CHP Genel Başkan Yardımcısı Gamze Taşcıer, ödül alan basın emekçilerini ve CUMHA Ankara Temsilcisi Serdar Nalcı’yı özel olarak kutladı. Yeniden Refah Partisi Genel Başkan Yardımcısı Doğan Bekin, etkinliğin hayırlara vesile olmasını dileyerek katılamadığı için üzüntüsünü iletti. DEVA Partisi Genel Başkan Yardımcısı Sadullah Ergin, organizasyonu tebrik ederken, bir diğer DEVA yöneticisi Cem Avşar ise CUMHA’nın ilkeli ve tarafsız yayın politikasını takdir ettiğini, merhamet ve emek gibi değerlere dair farkındalık oluşturulmasını çok kıymetli bulduğunu ifade etti.

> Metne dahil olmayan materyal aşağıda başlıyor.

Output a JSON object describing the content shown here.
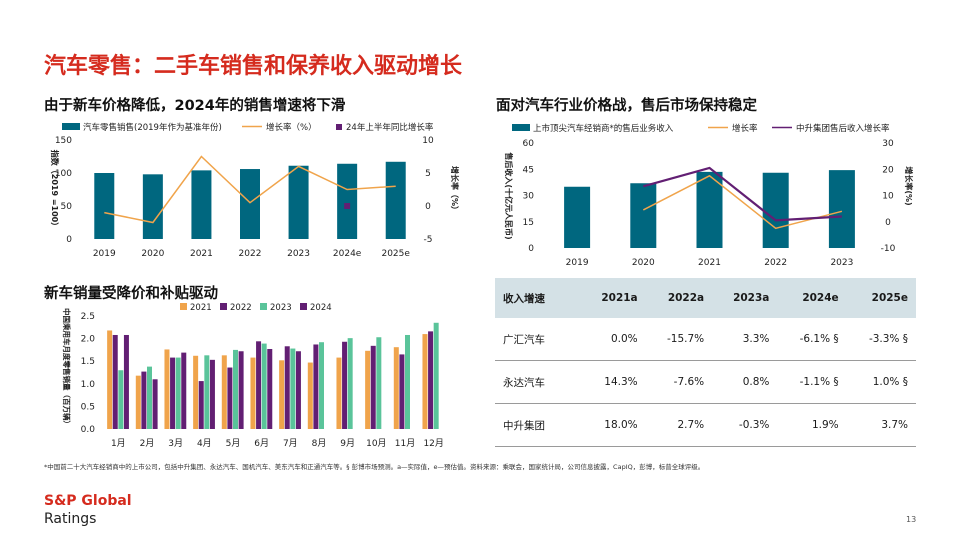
{
  "page": {
    "title": "汽车零售：二手车销售和保养收入驱动增长",
    "footnote": "*中国前二十大汽车经销商中的上市公司，包括中升集团、永达汽车、国机汽车、美东汽车和正通汽车等。§ 彭博市场预测。a—实际值，e—预估值。资料来源：乘联会，国家统计局，公司信息披露，CapIQ，彭博，标普全球评级。",
    "logo_line1": "S&P Global",
    "logo_line2": "Ratings",
    "page_number": "13"
  },
  "colors": {
    "teal": "#00677f",
    "orange": "#f0a44b",
    "purple": "#621f73",
    "green": "#5ac49a",
    "red": "#d52b1e"
  },
  "chart_data": [
    {
      "id": "retail",
      "type": "bar",
      "title": "由于新车价格降低，2024年的销售增速将下滑",
      "legend": [
        "汽车零售销售(2019年作为基准年份)",
        "增长率（%）",
        "24年上半年同比增长率"
      ],
      "categories": [
        "2019",
        "2020",
        "2021",
        "2022",
        "2023",
        "2024e",
        "2025e"
      ],
      "bars": [
        100,
        98,
        104,
        106,
        111,
        114,
        117
      ],
      "line": [
        -1,
        -2.5,
        7.5,
        0.5,
        6,
        2.5,
        3
      ],
      "points": [
        {
          "category": "2024e",
          "value": 0
        }
      ],
      "ylabel": "指数（2019 =100）",
      "y2label": "增长率（%）",
      "ylim": [
        0,
        150
      ],
      "yticks": [
        0,
        50,
        100,
        150
      ],
      "y2lim": [
        -5,
        10
      ],
      "y2ticks": [
        -5,
        0,
        5,
        10
      ]
    },
    {
      "id": "aftersales",
      "type": "bar",
      "title": "面对汽车行业价格战，售后市场保持稳定",
      "legend": [
        "上市顶尖汽车经销商*的售后业务收入",
        "增长率",
        "中升集团售后收入增长率"
      ],
      "categories": [
        "2019",
        "2020",
        "2021",
        "2022",
        "2023"
      ],
      "bars": [
        35,
        37,
        43.5,
        43,
        44.5
      ],
      "line": [
        null,
        4.5,
        17.5,
        -2.5,
        4
      ],
      "line2": [
        null,
        13.5,
        20.5,
        0.5,
        2
      ],
      "ylabel": "售后收入(十亿元人民币)",
      "y2label": "增长率(%)",
      "ylim": [
        0,
        60
      ],
      "yticks": [
        0,
        15,
        30,
        45,
        60
      ],
      "y2lim": [
        -10,
        30
      ],
      "y2ticks": [
        -10,
        0,
        10,
        20,
        30
      ]
    },
    {
      "id": "monthly",
      "type": "bar",
      "title": "新车销量受降价和补贴驱动",
      "series": [
        {
          "name": "2021",
          "values": [
            2.18,
            1.18,
            1.76,
            1.62,
            1.63,
            1.58,
            1.52,
            1.47,
            1.58,
            1.73,
            1.81,
            2.1
          ]
        },
        {
          "name": "2022",
          "values": [
            2.08,
            1.27,
            1.58,
            1.06,
            1.36,
            1.94,
            1.83,
            1.87,
            1.93,
            1.84,
            1.65,
            2.16
          ]
        },
        {
          "name": "2023",
          "values": [
            1.3,
            1.38,
            1.58,
            1.63,
            1.75,
            1.89,
            1.78,
            1.92,
            2.01,
            2.03,
            2.08,
            2.35
          ]
        },
        {
          "name": "2024",
          "values": [
            2.08,
            1.1,
            1.69,
            1.53,
            1.72,
            1.77,
            1.72,
            null,
            null,
            null,
            null,
            null
          ]
        }
      ],
      "categories": [
        "1月",
        "2月",
        "3月",
        "4月",
        "5月",
        "6月",
        "7月",
        "8月",
        "9月",
        "10月",
        "11月",
        "12月"
      ],
      "ylabel": "中国乘用车月度零售销量（百万辆）",
      "ylim": [
        0,
        2.5
      ],
      "yticks": [
        "0.0",
        "0.5",
        "1.0",
        "1.5",
        "2.0",
        "2.5"
      ]
    }
  ],
  "table": {
    "headers": [
      "收入增速",
      "2021a",
      "2022a",
      "2023a",
      "2024e",
      "2025e"
    ],
    "rows": [
      [
        "广汇汽车",
        "0.0%",
        "-15.7%",
        "3.3%",
        "-6.1% §",
        "-3.3% §"
      ],
      [
        "永达汽车",
        "14.3%",
        "-7.6%",
        "0.8%",
        "-1.1% §",
        "1.0% §"
      ],
      [
        "中升集团",
        "18.0%",
        "2.7%",
        "-0.3%",
        "1.9%",
        "3.7%"
      ]
    ]
  }
}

CHP Genel Başkan Yardımcısı Özgür Karabat, organizasyonu ve katılımcıları selamlarken; İYİ Parti Ekonomi Politikaları Başkanı Erhan Usta, yurtdışında olması nedeniyle katılamadığını ancak kalben desteklediğini belirtti. İYİ Parti Grup Başkanvekili Mehmet Satuk Buğra Kavuncu, böyle anlamlı bir törenin merhamet gibi kavramları yaşattığını vurguladı.

AK Parti Giresun Milletvekili Prof. Dr. Nazım Elmas, törenin toplumun gerçek kahramanlarını onurlandırması nedeniyle tüm katılımcılara selamlarını iletti. TBMM Başkanlık Divanı Üyesi Elvan Işık Gezmiş, “özgür basınının etkili temsilcilerinden CUMHA’nın kıymetli emekçilerini ve ödül alanları kutluyorum” dedi. İYİ Parti Denizli Milletvekili Yasin Öztürk, programın başarılı geçmesini temenni ettiğini belirtti.

CHP Kahramanmaraş Milletvekili Ali Öztunç, organizasyona emek verenleri ve ödül alanları selamladı. Ak Parti İstanbul Milletvekili Av. Serkan Bayram, törenin toplumsal duyarlılığa katkı sunduğunu vurguladı. CHP Gaziantep Milletvekili Av. Hasan Öztürkmen, CUMHA’yı ve basın mensuplarını Atatürk’ün “Basın bir mekteptir” sözleriyle anarak kutladı.

İYİ Parti Kocaeli Milletvekili Lütfü Türkkan, başka bir program nedeniyle katılamadığını belirterek organizasyon ekibini tebrik etti. CHP Kocaeli Milletvekili Nail Çiler, CUMHA Genel Müdürü Can Uzunkök’e ve tüm emeği geçenlere selam gönderdi. AK Parti İstanbul Milletvekili İsmail Erdem ve CHP İstanbul Milletvekili Yüksel Mansur Kılınç da mesajlarında bu özel organizasyonu kutlayarak ödül alanları saygıyla selamladı.